High school English teachers, right to left, Donna Pace from Gautier High School, and Rissa Killen and Laura Miley from Pascagoula High School, continue working on curriculum planning during a demonstration of the blacklights in the aptly-named blacklight room at the Aaron Jones Family Interactive Center in Pascagoula.
Kaydin McDonnell, center, gets fired up as he arrives to register for kindergarten at Nichols Elementary School in Biloxi with his mother, Mandi, left, and older brother, Terrence.
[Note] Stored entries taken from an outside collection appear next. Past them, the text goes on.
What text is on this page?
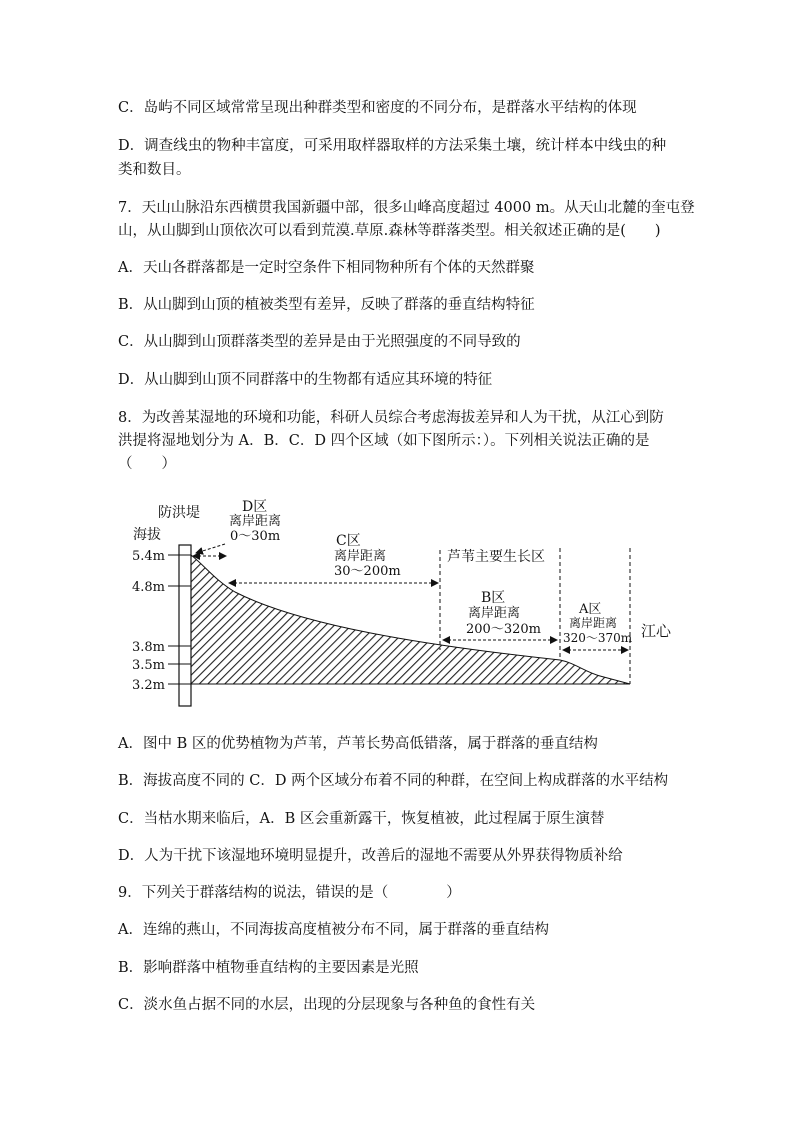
C．岛屿不同区域常常呈现出种群类型和密度的不同分布，是群落水平结构的体现
D．调查线虫的物种丰富度，可采用取样器取样的方法采集土壤，统计样本中线虫的种
类和数目。
7．天山山脉沿东西横贯我国新疆中部，很多山峰高度超过 4000 m。从天山北麓的奎屯登
山，从山脚到山顶依次可以看到荒漠.草原.森林等群落类型。相关叙述正确的是(　　)
A．天山各群落都是一定时空条件下相同物种所有个体的天然群聚
B．从山脚到山顶的植被类型有差异，反映了群落的垂直结构特征
C．从山脚到山顶群落类型的差异是由于光照强度的不同导致的
D．从山脚到山顶不同群落中的生物都有适应其环境的特征
8．为改善某湿地的环境和功能，科研人员综合考虑海拔差异和人为干扰，从江心到防
洪提将湿地划分为 A．B．C．D 四个区域（如下图所示：）。下列相关说法正确的是
（　　）
5.4m
4.8m
3.8m
3.5m
3.2m
海拔
防洪堤	D区
离岸距离
0～30m	C区
离岸距离
30～200m
芦苇主要生长区
B区
离岸距离
200～320m
A区
离岸距离
320～370m 江心
A．图中 B 区的优势植物为芦苇，芦苇长势高低错落，属于群落的垂直结构
B．海拔高度不同的 C．D 两个区域分布着不同的种群，在空间上构成群落的水平结构
C．当枯水期来临后，A．B 区会重新露干，恢复植被，此过程属于原生演替
D．人为干扰下该湿地环境明显提升，改善后的湿地不需要从外界获得物质补给
9．下列关于群落结构的说法，错误的是（　　　　）
A．连绵的燕山，不同海拔高度植被分布不同，属于群落的垂直结构
B．影响群落中植物垂直结构的主要因素是光照
C．淡水鱼占据不同的水层，出现的分层现象与各种鱼的食性有关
Helping Kaydin register is Nichols Record Clerk Tahirah Crawford, right.
Sea birds swarm over a shrimp boat returning to port in Biloxi.
Anh Nguyen scoops shrimp into a nearby scale while selling the catch from the back of one of two boats that she and her husband, Lien Nguyen, operate from the commercial docking facility in Biloxi.
Anh Nguyen weighs shrimp for a customer while working to sell the morning's catch from the back of one of two boats that she and her husband, Lien Nguyen, operate from the commercial docking facility in Biloxi.
Stefan Wood, of Malvern, Ark., pulls a cooler full of shrimp onto the dock at the commercial docking facility in Biloxi where he and his wife, Alana Wood, background, bought 55 pounds of the crustaceans from a boat operated by Lien and Anh Nguyen. The Woods were joined by Alana's parents, Horace and Roseanna Douglas, who purchased an additional 40 pounds. The group say they travel to Biloxi once a year to fill their freezers.
Anh Nguyen, far right, as customers, from left, Roseanna and Horace Douglas, their daughter Alana Wood and her husband, Stefan Wood, all of Malvern, Ark., load up coolers bearing nearly 100 combined pounds of shrimp.
Eric Butler and his son, Brody Butler, 8, both of Brookhaven, take an early-morning stroll through the commercial docking facility in Biloxi checking out the offerings of each boat before making their purchase.
A new home stands high atop pilings on North Beach Boulevard in Bay St. Louis directly next to the shorter pilings of a home no longer standing.
Pilings stand as testomony to a home lost to Hurricane Katrina on Beach Boulevard in Waveland.
The Waveland Business Center is among several new municipal structures built post-Hurricane Katrian along Coleman Avenue.
Bill Mulvany of Poplarville casts a net into a tributary along Beach Boulevard just outside Waveland.
A home stands in apparent isolation at the end of Grosvenor Place in Waveland.
A motorist heads south along Nicholson Avenue in Waveland.
Children play beneath a rainbow arching over the splash pad at Polit Cadet Plaza in Biloxi.
Justin Sisk, center, of West Memphis, Ark., and brothers Christian, left, and Alex Keys, of Gautier, run through the fountains at the Point Cadet Plaza splash pad.
The beach in Biloxi bustles with activity, both on land and on the water.